Friday, February 15, 2013

The view from the other side of the buffet

Memoir of the Sunday Brunch
by Julia Pandl

If there are two more terrifying phrases in the world of reading than "debut author" and "self published," I don't know what they might be. Put them together and you've got a foolproof recipe for a truly awful reading experience. Julia Pandl's funny and touching Memoir of the Sunday Brunch, however, is a marvelous exception to that iron rule.

Memoir was self published in 2010. After a year of modest sales and positive reviews, it was picked up by Chapel Hill's Algonquin Press and released nationally in 2012. Since then, both readers and critics have been lauding Pandl's now-widely available book.

Part coming-of-age memoir and part meditation on grief, loss and pancakes, Pandl's book is misleadingly titled. The first half is straightforward memoir, describing Pandl's teens and twenties and what it was like growing up the youngest of nine (yes, nine) children and working in her family's restaurant. Her family life is unorthodox, thanks equally to its unruly size, its whole-hearted dedication to the restaurant business, and its eccentric paterfamilias. The second half fast-forwards almost to the present day, beginning with Pandl's mother's death before shifting its focus to her father in his final years. For all that, it's not a gloomy book. Julia Pandl is an unabashed daddy's girl, and Memoir is a rollicking warts-and-all hymn to her father, George.

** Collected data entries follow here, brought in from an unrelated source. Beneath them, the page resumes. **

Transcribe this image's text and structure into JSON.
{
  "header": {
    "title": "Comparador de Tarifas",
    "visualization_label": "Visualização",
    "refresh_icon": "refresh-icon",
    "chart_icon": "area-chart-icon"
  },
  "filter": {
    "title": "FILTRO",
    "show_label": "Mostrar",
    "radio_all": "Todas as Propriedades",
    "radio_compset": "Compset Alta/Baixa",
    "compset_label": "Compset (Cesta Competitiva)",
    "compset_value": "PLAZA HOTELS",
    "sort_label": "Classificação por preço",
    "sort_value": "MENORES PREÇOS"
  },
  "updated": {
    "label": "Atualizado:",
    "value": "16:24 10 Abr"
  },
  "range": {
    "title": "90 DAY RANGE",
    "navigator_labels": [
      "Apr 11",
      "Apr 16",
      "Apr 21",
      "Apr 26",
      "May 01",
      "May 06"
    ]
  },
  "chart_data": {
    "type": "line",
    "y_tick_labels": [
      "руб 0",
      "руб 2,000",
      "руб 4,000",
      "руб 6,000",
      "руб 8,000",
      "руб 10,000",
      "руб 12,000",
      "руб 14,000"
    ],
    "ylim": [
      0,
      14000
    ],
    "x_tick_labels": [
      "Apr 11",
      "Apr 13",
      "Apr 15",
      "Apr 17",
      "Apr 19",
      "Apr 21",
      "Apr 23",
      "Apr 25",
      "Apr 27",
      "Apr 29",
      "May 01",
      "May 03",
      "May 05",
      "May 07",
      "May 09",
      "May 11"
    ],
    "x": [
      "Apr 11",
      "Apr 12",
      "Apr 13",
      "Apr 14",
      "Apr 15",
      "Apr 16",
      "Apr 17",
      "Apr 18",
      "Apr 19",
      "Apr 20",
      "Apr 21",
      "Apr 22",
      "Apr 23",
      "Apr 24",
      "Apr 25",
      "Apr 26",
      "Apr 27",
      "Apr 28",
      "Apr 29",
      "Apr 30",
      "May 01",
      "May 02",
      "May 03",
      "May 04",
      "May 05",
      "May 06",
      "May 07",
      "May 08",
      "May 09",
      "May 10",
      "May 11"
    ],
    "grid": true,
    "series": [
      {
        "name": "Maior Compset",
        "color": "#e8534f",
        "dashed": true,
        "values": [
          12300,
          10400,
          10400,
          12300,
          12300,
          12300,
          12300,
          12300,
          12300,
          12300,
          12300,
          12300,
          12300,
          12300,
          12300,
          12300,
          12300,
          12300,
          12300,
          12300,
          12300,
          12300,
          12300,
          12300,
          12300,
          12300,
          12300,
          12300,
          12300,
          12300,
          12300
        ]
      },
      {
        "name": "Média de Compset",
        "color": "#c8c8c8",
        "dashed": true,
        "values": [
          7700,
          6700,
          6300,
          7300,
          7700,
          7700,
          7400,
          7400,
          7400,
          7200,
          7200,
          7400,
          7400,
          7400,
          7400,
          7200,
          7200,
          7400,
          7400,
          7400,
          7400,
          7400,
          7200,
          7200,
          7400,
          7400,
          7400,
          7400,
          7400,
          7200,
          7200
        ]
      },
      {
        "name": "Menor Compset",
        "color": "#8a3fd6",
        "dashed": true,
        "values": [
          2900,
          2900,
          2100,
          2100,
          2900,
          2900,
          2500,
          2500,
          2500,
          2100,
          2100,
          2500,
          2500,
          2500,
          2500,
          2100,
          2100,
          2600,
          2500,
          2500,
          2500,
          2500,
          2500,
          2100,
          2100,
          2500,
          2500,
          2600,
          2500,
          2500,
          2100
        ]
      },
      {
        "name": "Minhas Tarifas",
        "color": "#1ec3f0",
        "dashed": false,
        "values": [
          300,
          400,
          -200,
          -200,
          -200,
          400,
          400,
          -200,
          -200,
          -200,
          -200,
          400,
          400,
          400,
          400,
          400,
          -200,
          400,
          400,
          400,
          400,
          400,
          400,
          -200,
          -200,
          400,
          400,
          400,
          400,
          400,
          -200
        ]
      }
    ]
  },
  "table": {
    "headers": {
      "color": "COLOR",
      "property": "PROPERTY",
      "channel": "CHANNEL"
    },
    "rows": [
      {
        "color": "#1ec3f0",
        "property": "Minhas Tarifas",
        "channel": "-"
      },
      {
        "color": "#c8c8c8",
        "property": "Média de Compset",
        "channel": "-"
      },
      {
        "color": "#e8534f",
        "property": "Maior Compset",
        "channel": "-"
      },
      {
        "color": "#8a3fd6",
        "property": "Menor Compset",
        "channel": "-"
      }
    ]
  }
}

Memoir of the Sunday Brunch will appeal to anyone who ever has worked in a restaurant, especially one of those mom-and-pop (and nine kids) operations that somehow flourish amid a rising tide of heat-and-serve franchises. It also will appeal to those who enjoyed John Grogan's Longest Trip Home, which offers a similar blend of pathos and humor in its recounting of a very Catholic, midwestern childhood and the inevitable loss a parent in adulthood. Both works, by the way, are blessedly free of dour religiosity. Finally, if you happen to recognize the Pandl family name from their Milwaukee restaurants, Memoir simply is required reading.